В сказках всегда писали, что люди рождены для людей, друг для друга – вот только предназначенность не была последствием чувств, и Джерому стоило смириться, что Виктория для него – наваждение, обещанное кому-то другому; что Роза – памятный след в его жизни, как свежая акварель, наложенная цвет на цвет. И это она не заслужила смерти, была прекраснейшей из женщин и живых людей – он думал об этом, пока её руки сжимали его ладонь, и почти давился своими чувствами под первый снег.

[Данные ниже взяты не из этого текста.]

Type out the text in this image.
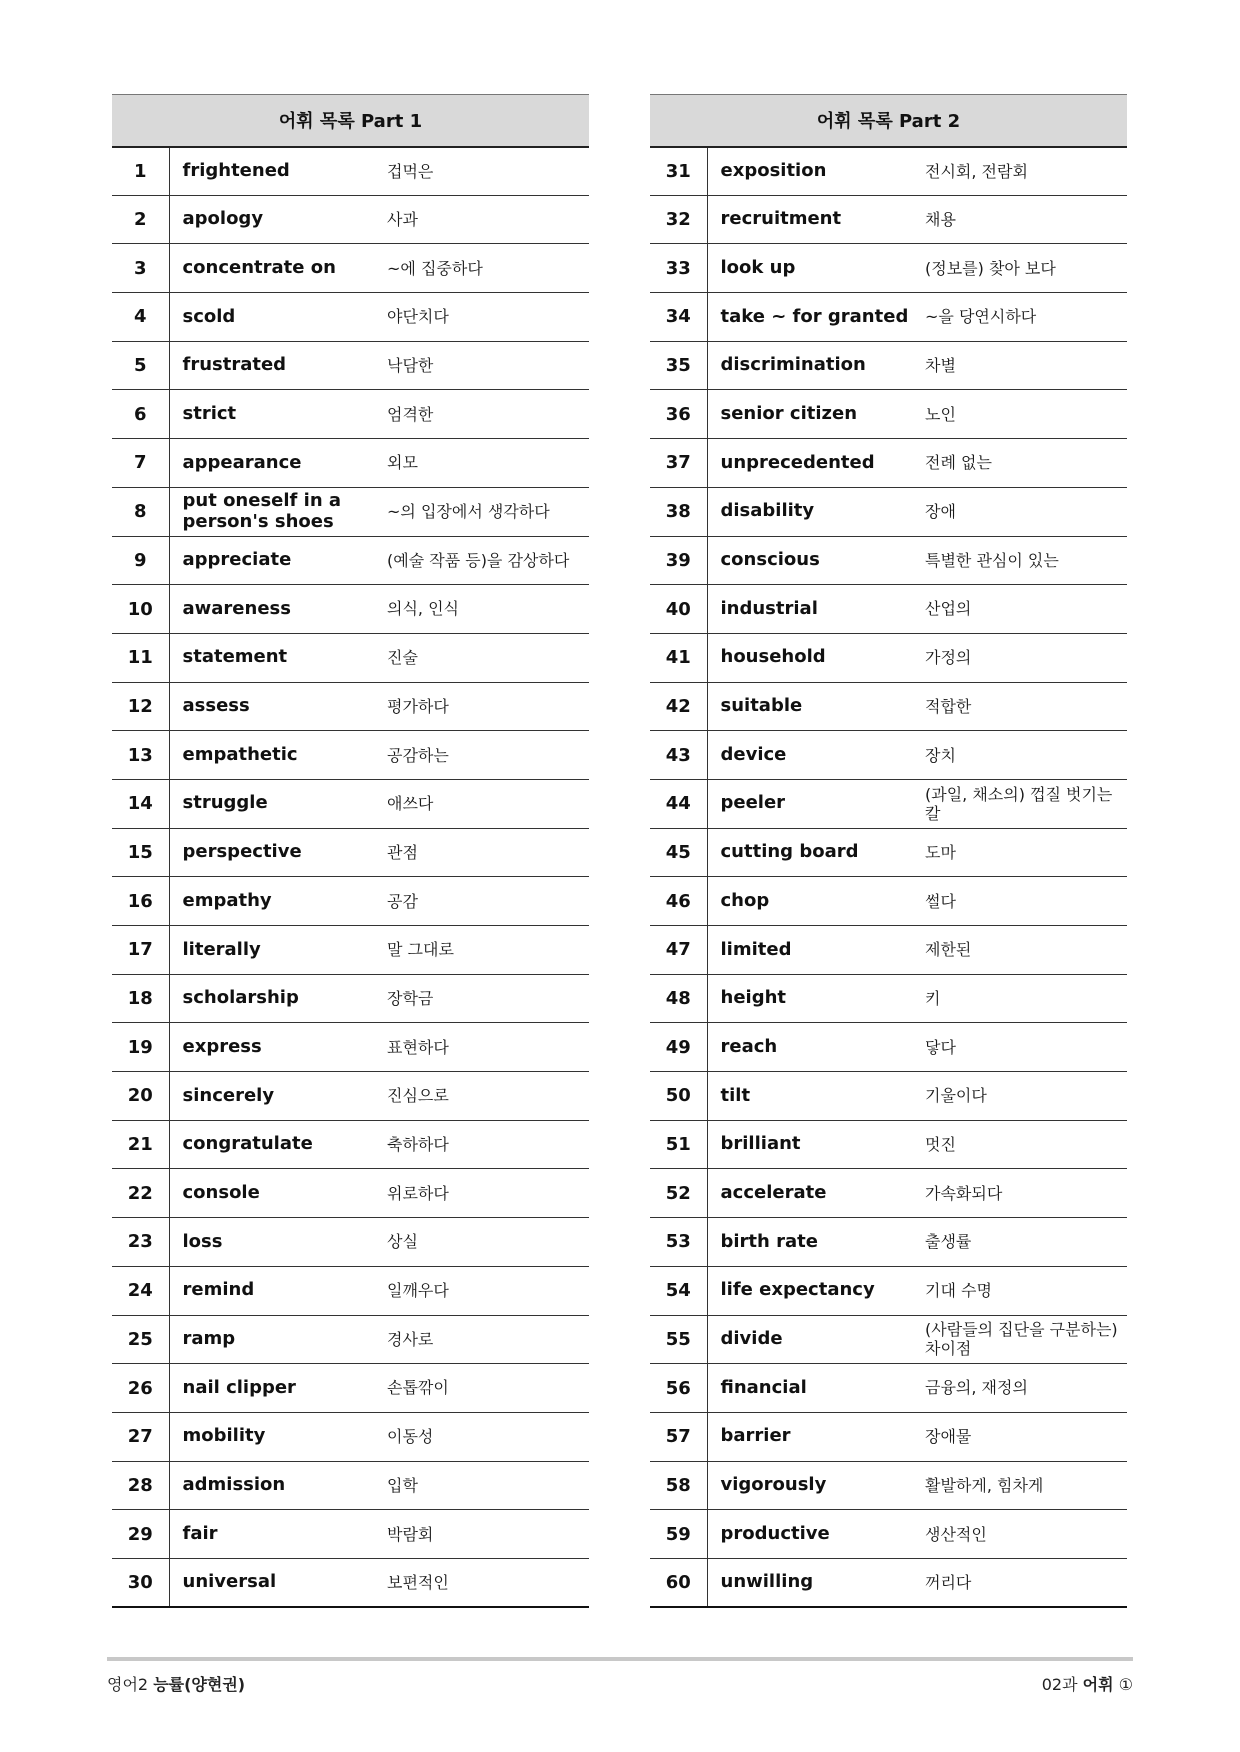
어휘 목록 Part 1		
1	frightened	겁먹은
2	apology	사과
3	concentrate on	~에 집중하다
4	scold	야단치다
5	frustrated	낙담한
6	strict	엄격한
7	appearance	외모
8	put oneself in a person's shoes	~의 입장에서 생각하다
9	appreciate	(예술 작품 등)을 감상하다
10	awareness	의식, 인식
11	statement	진술
12	assess	평가하다
13	empathetic	공감하는
14	struggle	애쓰다
15	perspective	관점
16	empathy	공감
17	literally	말 그대로
18	scholarship	장학금
19	express	표현하다
20	sincerely	진심으로
21	congratulate	축하하다
22	console	위로하다
23	loss	상실
24	remind	일깨우다
25	ramp	경사로
26	nail clipper	손톱깎이
27	mobility	이동성
28	admission	입학
29	fair	박람회
30	universal	보편적인
어휘 목록 Part 2		
31	exposition	전시회, 전람회
32	recruitment	채용
33	look up	(정보를) 찾아 보다
34	take ~ for granted	~을 당연시하다
35	discrimination	차별
36	senior citizen	노인
37	unprecedented	전례 없는
38	disability	장애
39	conscious	특별한 관심이 있는
40	industrial	산업의
41	household	가정의
42	suitable	적합한
43	device	장치
44	peeler	(과일, 채소의) 껍질 벗기는 칼
45	cutting board	도마
46	chop	썰다
47	limited	제한된
48	height	키
49	reach	닿다
50	tilt	기울이다
51	brilliant	멋진
52	accelerate	가속화되다
53	birth rate	출생률
54	life expectancy	기대 수명
55	divide	(사람들의 집단을 구분하는) 차이점
56	financial	금융의, 재정의
57	barrier	장애물
58	vigorously	활발하게, 힘차게
59	productive	생산적인
60	unwilling	꺼리다
영어2 능률(양현권)	02과 어휘 ①
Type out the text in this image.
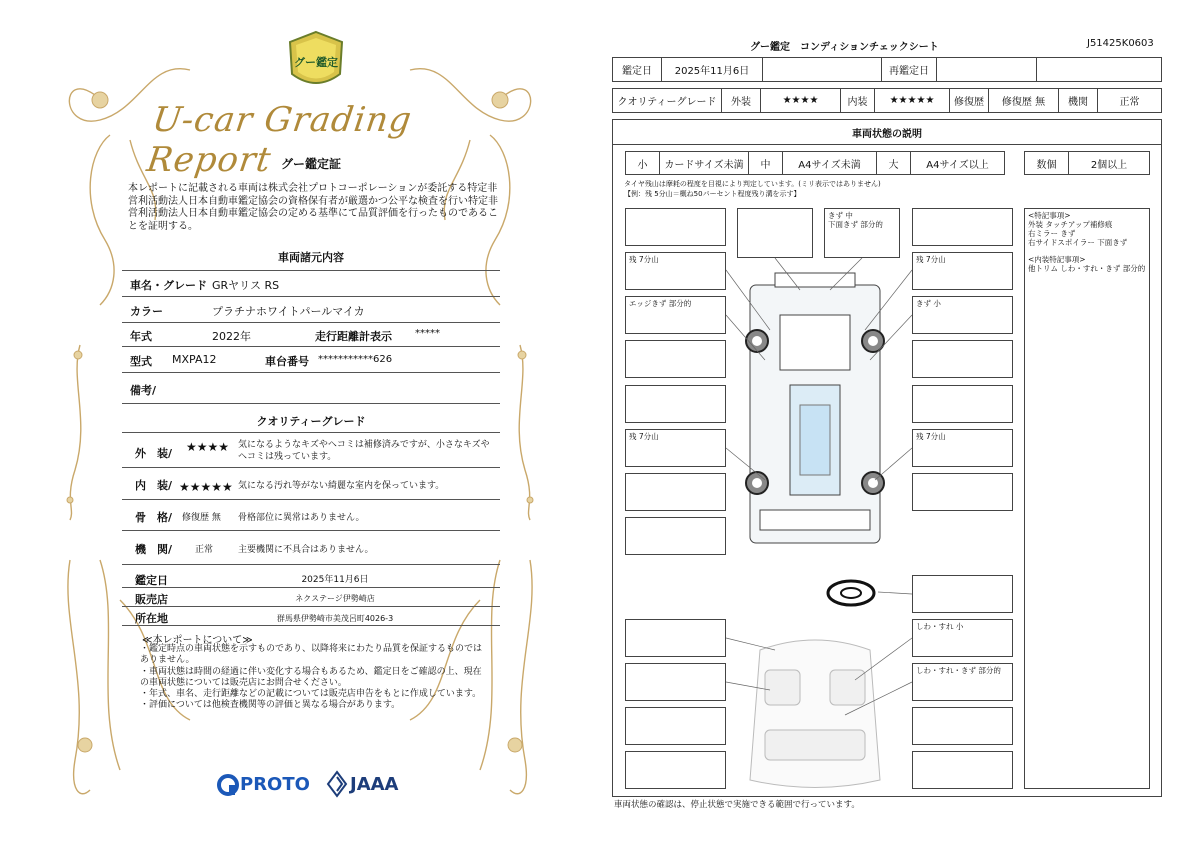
グー鑑定
U-car Grading Report グー鑑定証
本レポートに記載される車両は株式会社プロトコーポレーションが委託する特定非営利活動法人日本自動車鑑定協会の資格保有者が厳選かつ公平な検査を行い特定非営利活動法人日本自動車鑑定協会の定める基準にて品質評価を行ったものであることを証明する。
車両諸元内容
車名・グレード GRヤリス RS
カラー	プラチナホワイトパールマイカ
年式	2022年	走行距離計表示 *****
型式 MXPA12	車台番号 ***********626
備考/
クオリティーグレード
外　装/ ★★★★ 気になるようなキズやヘコミは補修済みですが、小さなキズやヘコミは残っています。
内　装/ ★★★★★ 気になる汚れ等がない綺麗な室内を保っています。
骨　格/ 修復歴 無 骨格部位に異常はありません。
機　関/	正常	主要機関に不具合はありません。
鑑定日	2025年11月6日
販売店	ネクステージ伊勢崎店
所在地	群馬県伊勢崎市美茂呂町4026-3
≪本レポートについて≫
・鑑定時点の車両状態を示すものであり、以降将来にわたり品質を保証するものではありません。
・車両状態は時間の経過に伴い変化する場合もあるため、鑑定日をご確認の上、現在の車両状態については販売店にお問合せください。
・年式、車名、走行距離などの記載については販売店申告をもとに作成しています。
・評価については他検査機関等の評価と異なる場合があります。
PROTO JAAA
グー鑑定　コンディションチェックシート	J51425K0603
鑑定日	2025年11月6日	再鑑定日
クオリティーグレード	外装	★★★★	内装	★★★★★	修復歴	修復歴 無	機関	正常
車両状態の説明
小	カードサイズ未満	中	A4サイズ未満	大	A4サイズ以上	数個	2個以上
タイヤ残山は摩耗の程度を目視により判定しています。(ミリ表示ではありません)
【例：残 5分山＝概ね50パーセント程度残り溝を示す】
残 7分山
エッジきず 部分的
残 7分山
きず 中
下面きず 部分的
残 7分山
きず 小
残 7分山
しわ・すれ 小
しわ・すれ・きず 部分的
<特記事項>
外装 タッチアップ補修痕
右ミラー きず
右サイドスポイラー 下面きず
<内装特記事項>
他トリム しわ・すれ・きず 部分的
車両状態の確認は、停止状態で実施できる範囲で行っています。
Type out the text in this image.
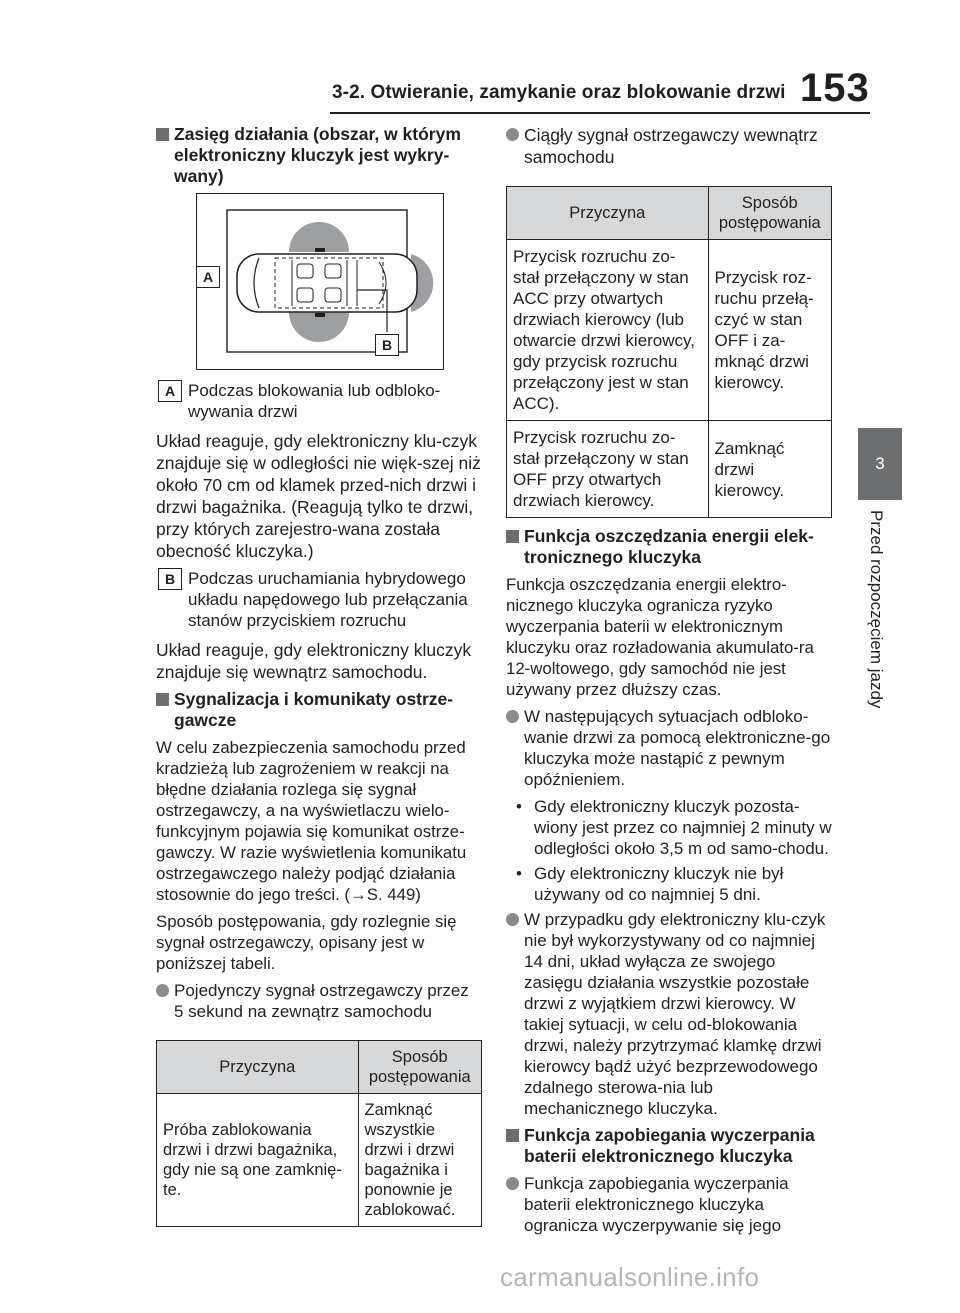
3-2. Otwieranie, zamykanie oraz blokowanie drzwi 153
3
Przed rozpoczęciem jazdy
Zasięg działania (obszar, w którym elektroniczny kluczyk jest wykry-wany)
A
B
A Podczas blokowania lub odbloko-wywania drzwi
Układ reaguje, gdy elektroniczny klu-czyk znajduje się w odległości nie więk-szej niż około 70 cm od klamek przed-nich drzwi i drzwi bagażnika. (Reagują tylko te drzwi, przy których zarejestro-wana została obecność kluczyka.)
B Podczas uruchamiania hybrydowego układu napędowego lub przełączania stanów przyciskiem rozruchu
Układ reaguje, gdy elektroniczny kluczyk znajduje się wewnątrz samochodu.
Sygnalizacja i komunikaty ostrze-gawcze
W celu zabezpieczenia samochodu przed kradzieżą lub zagrożeniem w reakcji na błędne działania rozlega się sygnał ostrzegawczy, a na wyświetlaczu wielo-funkcyjnym pojawia się komunikat ostrze-gawczy. W razie wyświetlenia komunikatu ostrzegawczego należy podjąć działania stosownie do jego treści. (→S. 449)
Sposób postępowania, gdy rozlegnie się sygnał ostrzegawczy, opisany jest w poniższej tabeli.
Pojedynczy sygnał ostrzegawczy przez 5 sekund na zewnątrz samochodu
Przyczyna	Sposób postępowania
Próba zablokowania drzwi i drzwi bagażnika, gdy nie są one zamknię-te.	Zamknąć wszystkie drzwi i drzwi bagażnika i ponownie je zablokować.
Ciągły sygnał ostrzegawczy wewnątrz samochodu
Przyczyna	Sposób postępowania
Przycisk rozruchu zo-stał przełączony w stan ACC przy otwartych drzwiach kierowcy (lub otwarcie drzwi kierowcy, gdy przycisk rozruchu przełączony jest w stan ACC).	Przycisk roz-ruchu przełą-czyć w stan OFF i za-mknąć drzwi kierowcy.
Przycisk rozruchu zo-stał przełączony w stan OFF przy otwartych drzwiach kierowcy.	Zamknąć drzwi kierowcy.
Funkcja oszczędzania energii elek-tronicznego kluczyka
Funkcja oszczędzania energii elektro-nicznego kluczyka ogranicza ryzyko wyczerpania baterii w elektronicznym kluczyku oraz rozładowania akumulato-ra 12-woltowego, gdy samochód nie jest używany przez dłuższy czas.
W następujących sytuacjach odbloko-wanie drzwi za pomocą elektroniczne-go kluczyka może nastąpić z pewnym opóźnieniem.
• Gdy elektroniczny kluczyk pozosta-wiony jest przez co najmniej 2 minuty w odległości około 3,5 m od samo-chodu.
• Gdy elektroniczny kluczyk nie był używany od co najmniej 5 dni.
W przypadku gdy elektroniczny klu-czyk nie był wykorzystywany od co najmniej 14 dni, układ wyłącza ze swojego zasięgu działania wszystkie pozostałe drzwi z wyjątkiem drzwi kierowcy. W takiej sytuacji, w celu od-blokowania drzwi, należy przytrzymać klamkę drzwi kierowcy bądź użyć bezprzewodowego zdalnego sterowa-nia lub mechanicznego kluczyka.
Funkcja zapobiegania wyczerpania baterii elektronicznego kluczyka
Funkcja zapobiegania wyczerpania baterii elektronicznego kluczyka ogranicza wyczerpywanie się jego
carmanualsonline.info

В марте он впервые, закашлявшись, выплюнул влажные ярко-красные лепестки ликориса – цветка бесконечно мёртвых – на кухонный стол их с Викторией дома. Она видела это, и лишь сочувствующе погладила по спине – как и обещала Роза, он умирал в след за ней, на нёбе разрастались крохотные бутоны, которые совсем скоро проросли сквозь его щеки и веки. За ликорисом последовал крохотный ваксфлауэр, выросший из его конъюнктивы – совсем рядом со слепнущим глазом.
Даже то, что он горстями пил антибиотики и обезболивающие, пил специфические на запах и вкус порошки, закалывая руки до синяков, не помогало. Роза отвергала его в той же степени, в которой он бесчувственно любил её сестру – и руки её, покрытые сухими одуванчиками, счастьем, теплели. Она смотрела на него, довязывая шарф для матери, и в её удивительно читаемом взгляде он видел насмешку – короткие завитые волосы цвета Солнца и янтаря были точь-в-точь последние цветы, проросшие на его рёбрах.
Спустя двести сорок пять дней после начала марта Джером умирает, его хоронят на сладком цветущем кладбище, и сквозь деревянный гроб однажды прорастут цветы, покрывшие тело до кончиков рано поседевших волос. Роза приходит на его похороны, церемонию погребения, вместе с рыдающей и пока убивающей кого-то сестрой – её руки уже едва тёплые, и под трехсантиметровыми косметическими швами остатки только её боли, яда и цветочного Ада.
– Жутко громко и запредельно близко… – говорит она, подытоживая проигнорированное им возможное спасение, очевидность болезни и предначертанности. Её руки проходят по деревянному кресту, наспех забитому в солёную от вечных слёз землю над его могилой, и она совсем не смеётся – правда, и не плачет.